The trio are gradually working towards a more sustainable approach by producing their modern gin using mostly native plant-sourced ingredients. They’ve braved the intense cultivation of the Blue Pea Flower locally, while the hand-picked and morning-harvested Rose Pelargonium is sourced from a neighbouring farmer. Six Dogs Blue is a genteel, harmonious and aromatic drink best served properly chilled with just a tonic and minimal garnishing. Or for a more adventurous streak, play up to its colourful side by blending it for swoon-worthy cocktails such as an Ink Martini.

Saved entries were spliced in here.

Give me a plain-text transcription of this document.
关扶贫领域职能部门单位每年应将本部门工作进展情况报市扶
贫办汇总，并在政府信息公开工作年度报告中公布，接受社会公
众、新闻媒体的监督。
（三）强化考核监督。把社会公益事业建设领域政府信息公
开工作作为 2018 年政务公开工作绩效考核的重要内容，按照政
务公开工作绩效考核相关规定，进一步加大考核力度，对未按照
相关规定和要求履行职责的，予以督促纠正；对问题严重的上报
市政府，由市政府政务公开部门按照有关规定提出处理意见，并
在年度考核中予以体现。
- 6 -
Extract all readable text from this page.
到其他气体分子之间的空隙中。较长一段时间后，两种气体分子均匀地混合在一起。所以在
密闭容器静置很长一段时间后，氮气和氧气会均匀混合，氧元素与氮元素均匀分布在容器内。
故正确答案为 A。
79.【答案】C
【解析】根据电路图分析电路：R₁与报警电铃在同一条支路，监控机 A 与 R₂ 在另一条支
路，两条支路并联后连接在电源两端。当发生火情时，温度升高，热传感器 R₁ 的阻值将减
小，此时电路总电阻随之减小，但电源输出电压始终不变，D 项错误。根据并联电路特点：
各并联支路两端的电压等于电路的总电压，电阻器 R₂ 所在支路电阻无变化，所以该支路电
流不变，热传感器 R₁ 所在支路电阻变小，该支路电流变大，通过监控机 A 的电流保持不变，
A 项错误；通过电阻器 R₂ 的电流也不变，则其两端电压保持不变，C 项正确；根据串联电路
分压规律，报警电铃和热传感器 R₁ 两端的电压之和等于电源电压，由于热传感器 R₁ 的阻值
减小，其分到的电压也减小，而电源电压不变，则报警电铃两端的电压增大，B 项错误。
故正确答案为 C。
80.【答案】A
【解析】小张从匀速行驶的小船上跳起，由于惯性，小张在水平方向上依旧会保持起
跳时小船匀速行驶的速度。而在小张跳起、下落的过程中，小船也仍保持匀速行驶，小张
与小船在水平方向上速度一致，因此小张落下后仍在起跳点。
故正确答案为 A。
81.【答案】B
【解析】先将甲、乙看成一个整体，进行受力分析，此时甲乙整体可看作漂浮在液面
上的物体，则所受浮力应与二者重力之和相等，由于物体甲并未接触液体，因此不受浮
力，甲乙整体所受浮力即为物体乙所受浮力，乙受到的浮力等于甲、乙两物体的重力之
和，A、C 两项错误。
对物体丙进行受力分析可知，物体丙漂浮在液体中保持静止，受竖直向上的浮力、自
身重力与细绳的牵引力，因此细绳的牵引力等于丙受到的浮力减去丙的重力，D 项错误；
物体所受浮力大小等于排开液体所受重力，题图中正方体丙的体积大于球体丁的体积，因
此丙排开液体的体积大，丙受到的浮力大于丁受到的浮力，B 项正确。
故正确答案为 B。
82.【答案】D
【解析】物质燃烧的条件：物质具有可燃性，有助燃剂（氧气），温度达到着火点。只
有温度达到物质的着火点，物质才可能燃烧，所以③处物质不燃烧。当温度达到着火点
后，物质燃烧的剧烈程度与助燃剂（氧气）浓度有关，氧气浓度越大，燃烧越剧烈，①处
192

Being such an established brand, the distribution is fairly well developed across Gauteng. You can catch Six Dogs Blue or Karoo Gin at Norman Goodfellows in Illovo, Melrose Arch, Kyalami and Sandton, Riverside Liquors in Bryanston, Liquor City in Hazelwood and several other specialist liquor outlets in Johannesburg and Pretoria. As expected, it is also on offer at Crabon Bistro in Pretoria, and discerning retailers, bars and restaurants across Jozi.